Now there is nothing left of Elizabeth’s Palace at all; of Charles’s Palace, only the latest and last construction, the Banqueting Hall. When the fires of 1691 and 1697 swept all away except this building, there perished a collection of courts and houses for the most part dingy, without the picturesque appearance of the old Palace, which, if it was crowded and huddled together, was full of lovely mediæval towers, gables, and carved work. Whitehall as a building was without dignity and without nobility. Yet one wishes that it had remained to the present day. Hampton Court, as I have said above, remains to show the world what Whitehall Palace was like.
William III. talked of rebuilding the place; but he died. Queen Anne took up her residence in St. James’s. And Whitehall Palace vanished.
CHAPTER IX.
THE CITY.
In a certain special sense, however, the House of Commons did belong to the City of Westminster for a long time. A great many of the country members lodged in the narrow streets round the Abbey.
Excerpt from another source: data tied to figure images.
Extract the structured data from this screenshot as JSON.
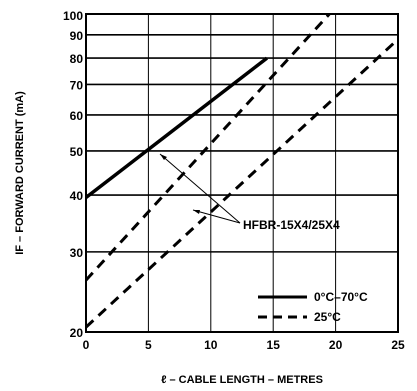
{
  "chart_data": {
    "type": "line",
    "xlabel": "ℓ – CABLE LENGTH – METRES",
    "ylabel": "IF – FORWARD CURRENT (mA)",
    "xlim": [
      0,
      25
    ],
    "ylim": [
      20,
      100
    ],
    "yscale": "log",
    "x_ticks": [
      0,
      5,
      10,
      15,
      20,
      25
    ],
    "y_ticks": [
      20,
      30,
      40,
      50,
      60,
      70,
      80,
      90,
      100
    ],
    "y_tick_labels": [
      "20",
      "30",
      "40",
      "50",
      "60",
      "70",
      "80",
      "90",
      "100"
    ],
    "grid": true,
    "legend_position": "bottom-right",
    "annotation": "HFBR-15X4/25X4",
    "series": [
      {
        "name": "0°C–70°C",
        "style": "solid",
        "color": "#000000",
        "x": [
          0,
          14.5
        ],
        "y": [
          39.5,
          80
        ]
      },
      {
        "name": "25°C",
        "style": "dashed",
        "color": "#000000",
        "x": [
          0,
          19.5,
          25
        ],
        "y": [
          26,
          100,
          88
        ],
        "x_upper": [
          0,
          19.5
        ],
        "y_upper": [
          26,
          100
        ],
        "x_lower": [
          0,
          25
        ],
        "y_lower": [
          20.5,
          88
        ]
      }
    ]
  }
}
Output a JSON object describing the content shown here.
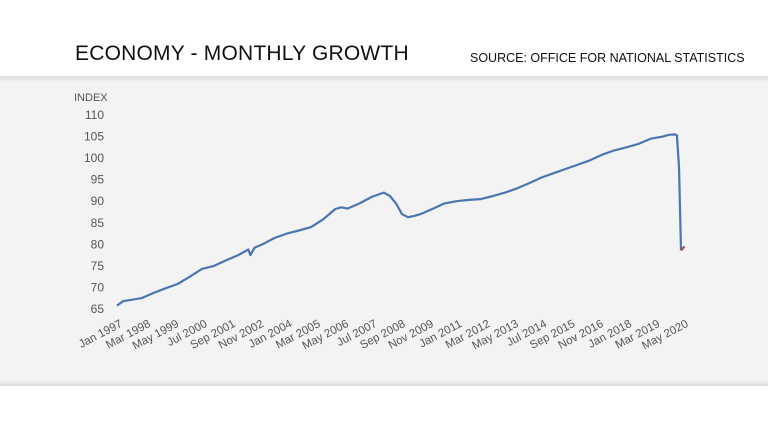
{
  "header": {
    "title": "ECONOMY - MONTHLY GROWTH",
    "source": "SOURCE: OFFICE FOR NATIONAL STATISTICS"
  },
  "colors": {
    "line": "#4a76b0",
    "last_segment": "#b04a55",
    "panel": "#f3f3f3"
  },
  "chart_data": {
    "type": "line",
    "ylabel": "INDEX",
    "xlabel": "",
    "ylim": [
      65,
      110
    ],
    "yticks": [
      65,
      70,
      75,
      80,
      85,
      90,
      95,
      100,
      105,
      110
    ],
    "grid": false,
    "x_tick_labels": [
      "Jan 1997",
      "Mar 1998",
      "May 1999",
      "Jul 2000",
      "Sep 2001",
      "Nov 2002",
      "Jan 2004",
      "Mar 2005",
      "May 2006",
      "Jul 2007",
      "Sep 2008",
      "Nov 2009",
      "Jan 2011",
      "Mar 2012",
      "May 2013",
      "Jul 2014",
      "Sep 2015",
      "Nov 2016",
      "Jan 2018",
      "Mar 2019",
      "May 2020"
    ],
    "series": [
      {
        "x": [
          "1997-01",
          "1997-04",
          "1998-01",
          "1998-07",
          "1999-01",
          "1999-07",
          "2000-01",
          "2000-07",
          "2001-01",
          "2001-07",
          "2002-01",
          "2002-06",
          "2002-07",
          "2002-09",
          "2003-01",
          "2003-07",
          "2004-01",
          "2004-07",
          "2005-01",
          "2005-07",
          "2006-01",
          "2006-04",
          "2006-07",
          "2007-01",
          "2007-07",
          "2008-01",
          "2008-04",
          "2008-07",
          "2008-10",
          "2009-01",
          "2009-04",
          "2009-07",
          "2010-01",
          "2010-07",
          "2011-01",
          "2011-07",
          "2012-01",
          "2012-07",
          "2013-01",
          "2013-07",
          "2014-01",
          "2014-07",
          "2015-01",
          "2015-07",
          "2016-01",
          "2016-07",
          "2017-01",
          "2017-07",
          "2018-01",
          "2018-07",
          "2019-01",
          "2019-07",
          "2019-10",
          "2020-01",
          "2020-02",
          "2020-03",
          "2020-04",
          "2020-05"
        ],
        "values": [
          65.8,
          66.8,
          67.5,
          68.7,
          69.8,
          70.8,
          72.5,
          74.3,
          75.0,
          76.3,
          77.5,
          78.8,
          77.5,
          79.2,
          80.0,
          81.5,
          82.5,
          83.2,
          84.0,
          85.8,
          88.2,
          88.6,
          88.3,
          89.5,
          91.0,
          92.0,
          91.2,
          89.5,
          87.0,
          86.3,
          86.6,
          87.0,
          88.2,
          89.5,
          90.0,
          90.3,
          90.5,
          91.2,
          92.0,
          93.0,
          94.2,
          95.5,
          96.5,
          97.5,
          98.5,
          99.5,
          100.8,
          101.8,
          102.5,
          103.3,
          104.5,
          105.0,
          105.4,
          105.5,
          105.3,
          98.0,
          78.6,
          79.5
        ]
      }
    ]
  }
}
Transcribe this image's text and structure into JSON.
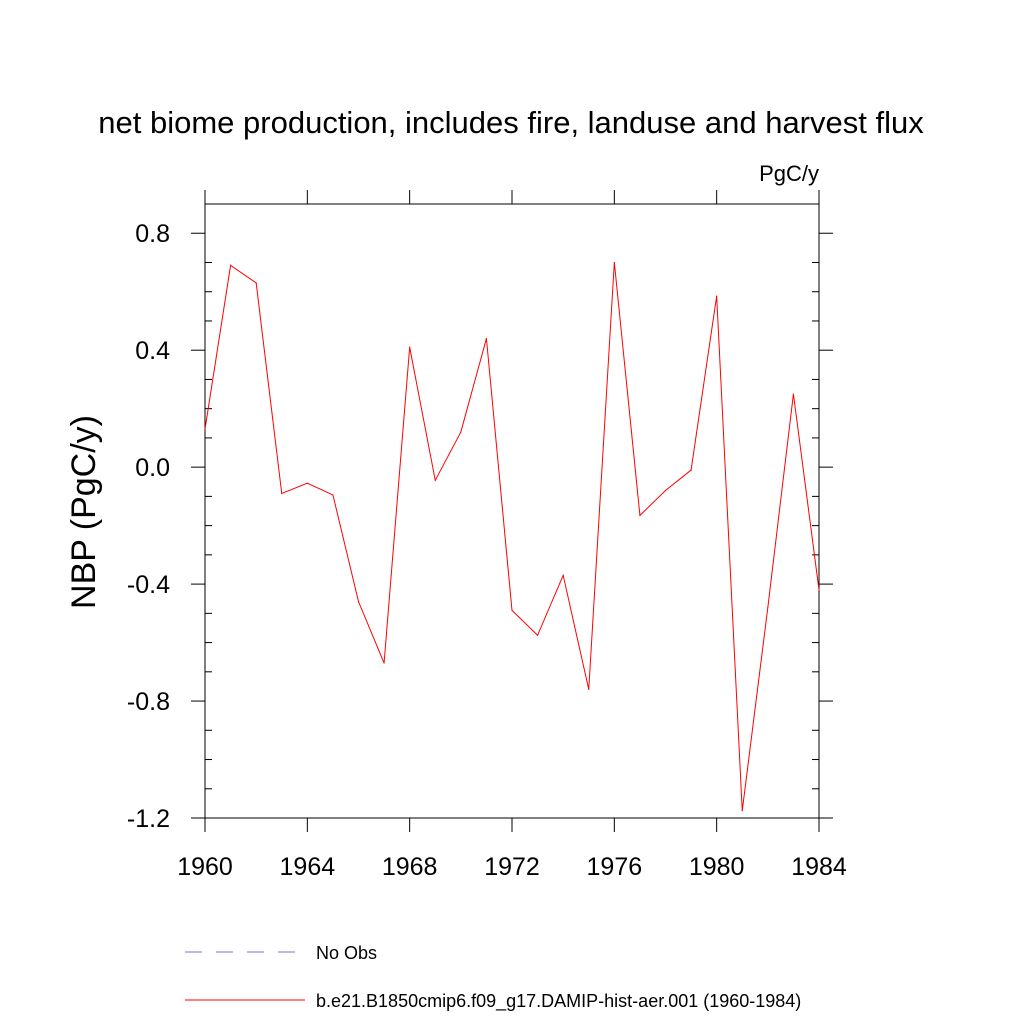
{
  "chart_data": {
    "type": "line",
    "title": "net biome production, includes fire, landuse and harvest flux",
    "units_label": "PgC/y",
    "ylabel": "NBP  (PgC/y)",
    "xlabel": "",
    "xlim": [
      1960,
      1984
    ],
    "ylim": [
      -1.2,
      0.9
    ],
    "x_ticks": [
      1960,
      1964,
      1968,
      1972,
      1976,
      1980,
      1984
    ],
    "x_tick_labels": [
      "1960",
      "1964",
      "1968",
      "1972",
      "1976",
      "1980",
      "1984"
    ],
    "y_ticks": [
      -1.2,
      -0.8,
      -0.4,
      0.0,
      0.4,
      0.8
    ],
    "y_tick_labels": [
      "-1.2",
      "-0.8",
      "-0.4",
      "0.0",
      "0.4",
      "0.8"
    ],
    "grid": false,
    "legend_position": "bottom",
    "x": [
      1960,
      1961,
      1962,
      1963,
      1964,
      1965,
      1966,
      1967,
      1968,
      1969,
      1970,
      1971,
      1972,
      1973,
      1974,
      1975,
      1976,
      1977,
      1978,
      1979,
      1980,
      1981,
      1982,
      1983,
      1984
    ],
    "series": [
      {
        "name": "b.e21.B1850cmip6.f09_g17.DAMIP-hist-aer.001 (1960-1984)",
        "color": "#ff0000",
        "style": "solid",
        "values": [
          0.13,
          0.69,
          0.63,
          -0.09,
          -0.055,
          -0.095,
          -0.46,
          -0.67,
          0.41,
          -0.045,
          0.12,
          0.44,
          -0.49,
          -0.575,
          -0.37,
          -0.76,
          0.7,
          -0.165,
          -0.08,
          -0.01,
          0.585,
          -1.175,
          -0.48,
          0.25,
          -0.42
        ]
      }
    ],
    "legend": [
      {
        "label": "No Obs",
        "color": "#7777cc",
        "style": "dashed"
      },
      {
        "label": "b.e21.B1850cmip6.f09_g17.DAMIP-hist-aer.001 (1960-1984)",
        "color": "#ff0000",
        "style": "solid"
      }
    ]
  }
}
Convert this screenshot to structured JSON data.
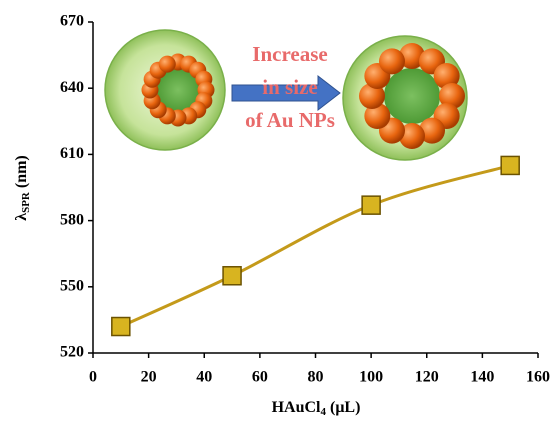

The reason is plain: there were no streets or houses in the meadows lying north and west of the Houses of Parliament; either the members must lodge in the City of London and take boat for St. Stephen’s, or they must lodge in Westminster itself. It is stated by a writer of the last century that the principal means of support for the people of Westminster were the lodging and entertainment of the members. The monks were gone; Sanctuary was gone; the Court was gone; but the members remained, and so the taverns remained, too, and the ancient reputation of Westminster as a thirsty city was happily uninjured.
In another way Westminster created for itself a new distinction. As a borough it became notorious for the turbulence and the violence of the elections. Its central position, the King’s House always lying within its boundaries, the City of London its near neighbor, naturally caused an election at Westminster to attract more attention than an election at Oxford, say, or Winchester. Again, the electors of Westminster were not, probably, fiercer partisans than those of any other place, nor were their candidates always of greater importance; yet it is certain that for downright bludgeon rowdiness and riot, the rabble at Westminster, when it turned out at election time, was equaled by few towns, and surpassed by none.
Let us observe one point, which is instructive: the rabble had no votes; the butchers, those patriotic thinkers, who paraded the streets with clubs to the music of marrow-bones and cleavers; the chairmen, equal patriots of opposite convictions, who marched to the Way of War and the breaking of heads with their poles—formidable as pike or spear; the jolly sailors, convinced as to the foundations of order, who came along with bludgeons, thirsting for the display of their political principles—none of these brave fellows had any vote. Yet the share they took, the part they played, the influence they exercised in every election, cannot be disputed. The vote, you see, about which nowadays we make such a fuss, is by no means everything; in those days one stout fellow with a cudgel at the bottom of the steps of the hustings might be worth to his party fifty votes a day; he might represent as many voters sent home discouraged, or even persuaded, by a broken head, to a radical change of political principles.